Make sure you’re getting your vision checked regularly, too. The American Optometric Association recommends getting your eyes checked every two years if you’re 18 to 64 years old and annually after that. The National Safety Council (NSC) also recommends making sure your glasses, if you wear them, are anti-reflective.

2. Lighten Up

At night, the lights around you can work against you just as much as they work for you. Make sure that your headlights are aimed properly, since misaligned headlights may negatively impact your visibility and distract other motorists, according to Popular Mechanics.

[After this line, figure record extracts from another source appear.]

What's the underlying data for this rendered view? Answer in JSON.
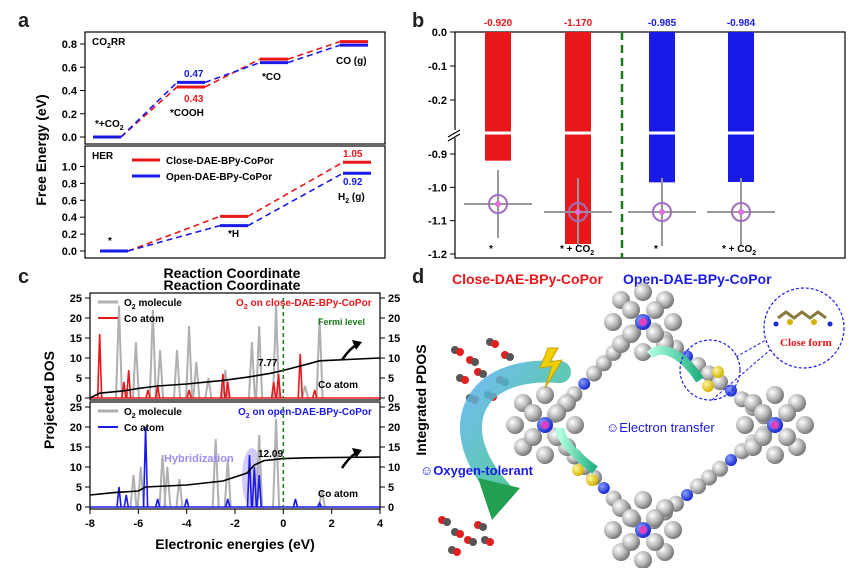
{
  "panels": {
    "a": "a",
    "b": "b",
    "c": "c",
    "d": "d"
  },
  "colors": {
    "red": "#e8171a",
    "blue": "#1a1ae8",
    "gray": "#b0b0b0",
    "green": "#1a7a1a",
    "black": "#000000",
    "purple": "#9b8ef0"
  },
  "chart_data": [
    {
      "id": "a_top",
      "type": "line",
      "panel_title": "CO2RR",
      "ylim": [
        0,
        0.8
      ],
      "yticks": [
        "0.0",
        "0.2",
        "0.4",
        "0.6",
        "0.8"
      ],
      "states": [
        "*+CO2",
        "*COOH",
        "*CO",
        "CO (g)"
      ],
      "series": [
        {
          "name": "Close-DAE-BPy-CoPor",
          "color": "#e8171a",
          "values": [
            0.0,
            0.43,
            0.67,
            0.82
          ]
        },
        {
          "name": "Open-DAE-BPy-CoPor",
          "color": "#1a1ae8",
          "values": [
            0.0,
            0.47,
            0.64,
            0.79
          ]
        }
      ],
      "annotations": [
        "0.47",
        "0.43"
      ]
    },
    {
      "id": "a_bottom",
      "type": "line",
      "panel_title": "HER",
      "ylim": [
        0,
        1.1
      ],
      "yticks": [
        "0.0",
        "0.2",
        "0.4",
        "0.6",
        "0.8",
        "1.0"
      ],
      "states": [
        "*",
        "*H",
        "H2 (g)"
      ],
      "series": [
        {
          "name": "Close-DAE-BPy-CoPor",
          "color": "#e8171a",
          "values": [
            0.0,
            0.41,
            1.05
          ]
        },
        {
          "name": "Open-DAE-BPy-CoPor",
          "color": "#1a1ae8",
          "values": [
            0.0,
            0.3,
            0.92
          ]
        }
      ],
      "annotations": [
        "1.05",
        "0.92"
      ],
      "legend": [
        "Close-DAE-BPy-CoPor",
        "Open-DAE-BPy-CoPor"
      ],
      "ylabel": "Free Energy (eV)",
      "xlabel": "Reaction Coordinate"
    },
    {
      "id": "b",
      "type": "bar",
      "categories": [
        "*",
        "* + CO2",
        "*",
        "* + CO2"
      ],
      "values": [
        -0.92,
        -1.17,
        -0.985,
        -0.984
      ],
      "value_labels": [
        "-0.920",
        "-1.170",
        "-0.985",
        "-0.984"
      ],
      "colors": [
        "#e8171a",
        "#e8171a",
        "#1a1ae8",
        "#1a1ae8"
      ],
      "yticks_top": [
        "0.0",
        "-0.1",
        "-0.2"
      ],
      "yticks_bottom": [
        "-0.9",
        "-1.0",
        "-1.1",
        "-1.2"
      ],
      "axis_break": true,
      "group_labels": [
        "Close-DAE-BPy-CoPor",
        "Open-DAE-BPy-CoPor"
      ]
    },
    {
      "id": "c_top",
      "type": "line",
      "title": "O2 on close-DAE-BPy-CoPor",
      "legend": [
        "O2 molecule",
        "Co atom"
      ],
      "xlim": [
        -8,
        4
      ],
      "ylim": [
        0,
        25
      ],
      "yticks": [
        "0",
        "5",
        "10",
        "15",
        "20",
        "25"
      ],
      "annotation_value": "7.77",
      "annotation_label": "Co atom",
      "fermi_label": "Fermi level",
      "peaks_co": [
        [
          -7.6,
          16
        ],
        [
          -6.6,
          4
        ],
        [
          -6.4,
          7
        ],
        [
          -5.6,
          2
        ],
        [
          -5.2,
          3
        ],
        [
          -3.9,
          2
        ],
        [
          -2.5,
          6
        ],
        [
          -2.3,
          4
        ],
        [
          -0.4,
          4
        ],
        [
          -0.2,
          6
        ],
        [
          0.7,
          11
        ],
        [
          1.3,
          2
        ]
      ],
      "peaks_o2": [
        [
          -6.8,
          23
        ],
        [
          -6.1,
          14
        ],
        [
          -5.4,
          22
        ],
        [
          -5.1,
          12
        ],
        [
          -4.4,
          12
        ],
        [
          -3.9,
          18
        ],
        [
          -3.6,
          9
        ],
        [
          -3.1,
          5
        ],
        [
          -2.4,
          7
        ],
        [
          -1.3,
          14
        ],
        [
          -1.0,
          18
        ],
        [
          -0.3,
          23
        ],
        [
          0.9,
          3
        ],
        [
          1.5,
          20
        ]
      ],
      "integrated": [
        [
          -8,
          0
        ],
        [
          -7.6,
          1.2
        ],
        [
          -6.6,
          1.8
        ],
        [
          -6.0,
          2.4
        ],
        [
          -5.2,
          3.0
        ],
        [
          -4.0,
          3.5
        ],
        [
          -2.5,
          4.4
        ],
        [
          -1.5,
          5.2
        ],
        [
          -0.5,
          6.2
        ],
        [
          0,
          6.9
        ],
        [
          0.7,
          8.0
        ],
        [
          1.5,
          9.3
        ],
        [
          4,
          10.0
        ]
      ]
    },
    {
      "id": "c_bottom",
      "type": "line",
      "title": "O2 on open-DAE-BPy-CoPor",
      "legend": [
        "O2 molecule",
        "Co atom"
      ],
      "xlim": [
        -8,
        4
      ],
      "xticks": [
        "-8",
        "-6",
        "-4",
        "-2",
        "0",
        "2",
        "4"
      ],
      "ylim": [
        0,
        25
      ],
      "yticks": [
        "0",
        "5",
        "10",
        "15",
        "20",
        "25"
      ],
      "annotation_value": "12.09",
      "annotation_label": "Co atom",
      "hybrid_label": "Hybridization",
      "peaks_co": [
        [
          -6.8,
          5
        ],
        [
          -6.5,
          3
        ],
        [
          -5.7,
          20
        ],
        [
          -5.2,
          2
        ],
        [
          -4.0,
          2
        ],
        [
          -2.3,
          2
        ],
        [
          -1.4,
          13
        ],
        [
          -1.2,
          10
        ],
        [
          -1.0,
          8
        ],
        [
          0.5,
          2
        ],
        [
          1.5,
          1
        ]
      ],
      "peaks_o2": [
        [
          -6.2,
          8
        ],
        [
          -5.9,
          10
        ],
        [
          -5.0,
          13
        ],
        [
          -4.8,
          10
        ],
        [
          -4.3,
          7
        ],
        [
          -2.8,
          17
        ],
        [
          -2.3,
          12
        ],
        [
          -1.0,
          18
        ],
        [
          -0.3,
          22
        ],
        [
          1.6,
          4
        ]
      ],
      "integrated": [
        [
          -8,
          3.0
        ],
        [
          -7,
          3.6
        ],
        [
          -6,
          4.0
        ],
        [
          -5.7,
          5.0
        ],
        [
          -4,
          5.5
        ],
        [
          -2.5,
          6.5
        ],
        [
          -1.5,
          8.5
        ],
        [
          -1.2,
          10.5
        ],
        [
          -0.8,
          11.6
        ],
        [
          0,
          12.1
        ],
        [
          1,
          12.3
        ],
        [
          4,
          12.5
        ]
      ],
      "ylabel_left": "Projected DOS",
      "ylabel_right": "Integrated PDOS",
      "xlabel": "Electronic energies (eV)"
    }
  ],
  "panel_d": {
    "close_form": "Close form",
    "electron_transfer": "Electron transfer",
    "oxygen_tolerant": "Oxygen-tolerant"
  }
}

By the same token, avoid staring at headlights from oncoming traffic and other bright lights out on the road, says Popular Mechanics. It’s easy to get distracted by the high beams of a tall truck or the glare coming off of an illuminated billboard.

3. Keep it Clean

Make sure that your lights are clear, and ensure that your mirrors are also clean and properly adjusted. This can help maximize your ability to see what’s going on around you. Popular Mechanics recommends cleaning your headlights so that nothing is blocking the light. If the plastic lens covers have faded or become foggy looking, you may want to use a headlight polishing kit to get them clear again. Additionally, cleaning your windshield and windows with newspaper may help remove streaks that compromise your visibility at night, according to Popular Mechanics. It’s also a good idea to clean and adjust mirrors, which may help prevent glare. It may also be helpful to aim them slightly downward so that the light from other cars’ headlights aren’t reflecting directly at you.

4. Stay Alert

It should go without saying, but distracted driving should always be avoided. The NSC says it may be helpful to reduce distractions while driving at night, which can be as simple as turning down the radio. Stop to rest every two hours on longer trips, says the National Sleep Foundation, and if you’re tired, make sure you get some rest before heading back out on the road. The NSC suggests slowing down to compensate for reduced visibility, and make sure that you are following other vehicles at a safe distance. Be mindful of other drivers, and switch to your low beams if there’s oncoming traffic or if you’re following another vehicle.

Whether it’s just after dusk, or right before dawn, driving in dark conditions can be challenging. Follow these tips to help stay safe on the road during the night.